The third-party reporting system could help restore some trust and accountability regarding those complaints, Archbishop Gomez said.
The hotline would receive complaints either through a toll-free phone number or online, in English or Spanish, and complaints could be filed anonymously, Archbishop Gomez said. The person filing a complaint would be directed to a designated compliance official, and they would be given a tracking number so that they could follow the status of their claim.
The hotline would handle three kinds of complaints: those accusing bishops of sexual abuse of minors, those accusing bishops of the sexual abuse or harassment of adults, and those accusing bishops of mishandling complaints against other church leaders involving sexual abuse.
“All other kinds of complaints will be screened out,” the archbishop said.
Archbishop Gomez encouraged anyone with a criminal complaint to go to civil authorities, but said the hotline could help with the handling of harassment complaints, which are not always received by civil authorities.
Such reporting hotlines are already in place in many nonprofits, including some dioceses, Archbishop Gomez said.
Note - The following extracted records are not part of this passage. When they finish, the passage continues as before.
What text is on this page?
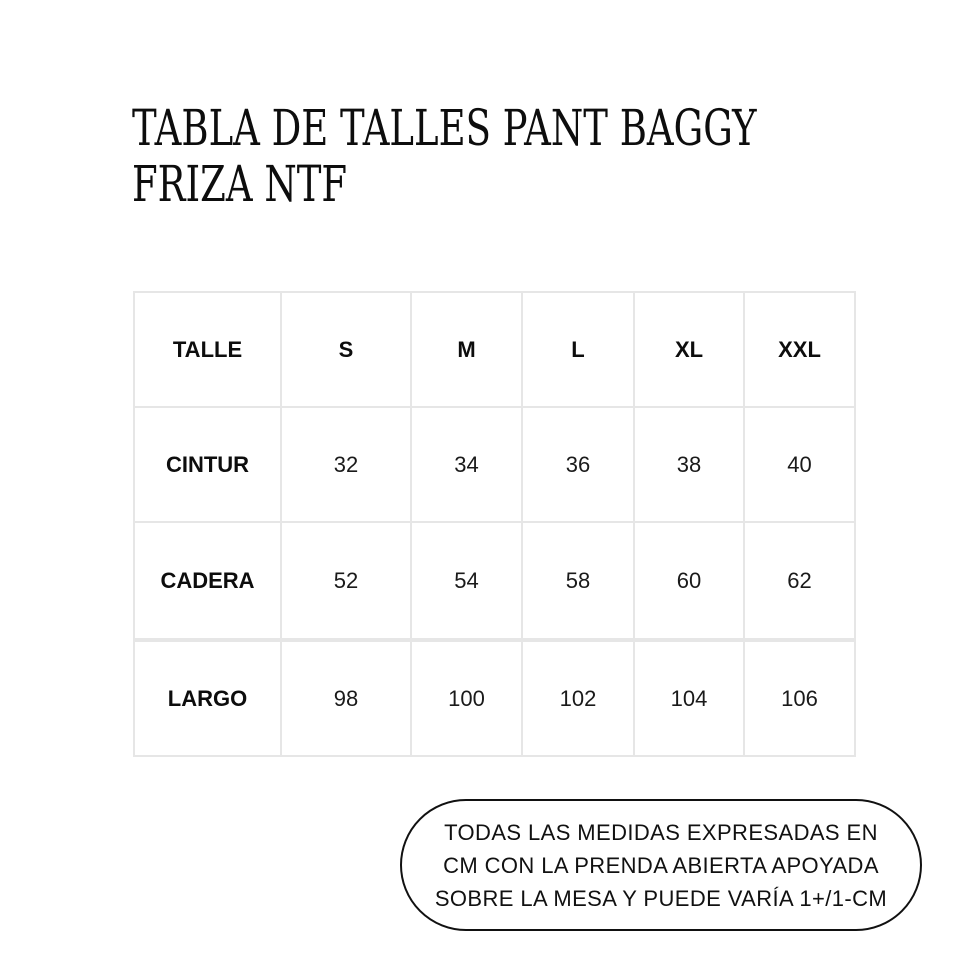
TABLA DE TALLES PANT BAGGY FRIZA NTF
TALLE	S	M	L	XL	XXL
CINTUR	32	34	36	38	40
CADERA	52	54	58	60	62
LARGO	98	100	102	104	106
TODAS LAS MEDIDAS EXPRESADAS EN
CM CON LA PRENDA ABIERTA APOYADA
SOBRE LA MESA Y PUEDE VARÍA 1+/1-CM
More resources and promotional information would be made available to the bishops once the hotline is ready to launch, he added.
Once the floor opened for questions and comments, Cardinal Blase Cupich of Chicago reminded the bishops that they did make a commitment to apply the 2002 Dallas Charter to themselves when appropriate.
“In cases of an allegation of sexual abuse of minors by bishops, we will apply the requirements of the Charter also to ourselves, respecting always Church law as it applies to bishops,” the Episcopal Commitment from 2002 reads.
“In such cases, the Metropolitan will be informed when an allegation has been made against a bishop (the senior suffragan bishop will be informed when an allegation has been made against a Metropolitan).”
Cardinal Cupich noted that Cardinal Timothy Dolan followed this commitment in his handling of accusations of abuse against former cardinal Archbishop Theodore McCarrick.
“It’s important to remember that we have this commitment already in place, not to quibble with this provision here, but to call us to that kind of responsibility,” Cardinal Cupich said.
Fielding further questions and comments from the bishops, Archbishop Gomez clarified that the hotline would accept complaints from everyone, such as parents or teachers or lawyers, and not just from victims themselves.
The cost of the hotline would be about $8,500 per year, including a $2,500 set-up cost, he said.
Bishop Nicholas DiMarzio of Brooklyn expressed concern that the complaints would only be made anonymously, to which Archbishop Gomez responded that eventually, some victims would have to make their identities known, because “an anonymous complaint is not going to go anywhere.”
Bishop Donald Trautman, who served as Bishop of Erie, Pennsylvania, from 1990 until his 2012 retirement, commented that he thought the third-party reporting system was “dangerous and unjust” because it would bring to the U.S. nuncio accusations that were “not investigated, not substantiated, not proven. That’s unjust.”
The bishops then broke for lunch before reconvening about more abuse-handling proposals in the afternoon.